Ernst von Salomon, um dos autores do atentado, retrata no seu romance autobiográfico, "Os Reprovados", como depois da I Guerra Mundial ele comprou e leu entusiasticamente o livro de Rathenau, "Das Coisas Porvir". Mesmo depois do assassinato, ainda tinha consideração por Rathenau, mas participou todavia no complô assassino, uma vez que era importante confundir a jovem e mal-amada República para que se destruíssem os seus alicerces.

Führlos vê, tal como no passado, o terror em acção. "O que se passou aqui é um ataque terrorista à palavra escrita assim como ao seu leitor". Führlos fala da liberdade da leitura, da liberdade que se alcançou a custo, e espera-se, por assim dizer, que ele transforme a conhecida expressão de Heinrich Heine, "onde se rabiscam livros, acaba-se rabiscando pessoas".

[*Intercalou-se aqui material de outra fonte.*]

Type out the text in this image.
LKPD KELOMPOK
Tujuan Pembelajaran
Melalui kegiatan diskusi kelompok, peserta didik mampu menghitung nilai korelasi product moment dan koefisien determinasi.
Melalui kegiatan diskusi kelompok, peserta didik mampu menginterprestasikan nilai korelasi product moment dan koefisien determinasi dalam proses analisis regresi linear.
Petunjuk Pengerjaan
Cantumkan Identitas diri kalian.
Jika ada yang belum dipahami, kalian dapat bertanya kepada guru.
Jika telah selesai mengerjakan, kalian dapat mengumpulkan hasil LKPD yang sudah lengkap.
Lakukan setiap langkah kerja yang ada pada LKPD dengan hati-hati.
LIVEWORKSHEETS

Este é o pathos de Leipzig. Mas longe das lúgubres profecias há uma perspectiva hilariante sobre as operacões do "terrorista de livros", como Führlos não se cansa de lhe chamar.

Ao lado da infinita frase com que Hermann Hesse inicia "Narciso e Goldmund", lê-se uma nota, "manteiga, leite, banha de porco", e "Logo vi!" é o seu comentário ao "Buddenbrooks" de Thomas Mann. Para documentar um estranho processo de compreensão, ele repete-o em cada página, em parte a exclamação fica por cima de determinadas palavras.

"O caso não é tão simples como Christian-Erich Führlos o apresenta", contrapõe Michael Kammrath ao poeta de Leipzig. O conselheiro criminal, que após o esclarecimento do caso, voltou para a pilha de documentos no seu escritório, tenta não revelar-se demasiado surpreendido. Para ele, Z. perdeu-se ao misturar destrutivamente bibliofilia e bibliofobia. Uma circunstância que ele lamenta, pois por trás de todos os comentários, esconde-se um verdadeiro conhecedor de literatura.

Ele refere, como exemplo, o trato de Z. com Jorge Luis Borges. Na primeira página de todas as antologias que contêm o conto "A Biblioteca de Babel", Z. adicionou a indicação em rima, "BE QUIET THERE'S NOTHING THAT ISN'T ALREADY IMPLIED".

O assim protegido escritor argentino publicou contos meta-ficcionais que se inscrevem no realismo mágico. O conto de Babel inventa uma biblioteca infindável, cujas estantes contêm todas as possíveis combinações de letras, "portanto tudo, o que é possível exprimir, em todas as línguas". Mas sobre uma frase com sentido também recaem "milhas de insensatas cacofonias, de confusões verbais e de incoerências".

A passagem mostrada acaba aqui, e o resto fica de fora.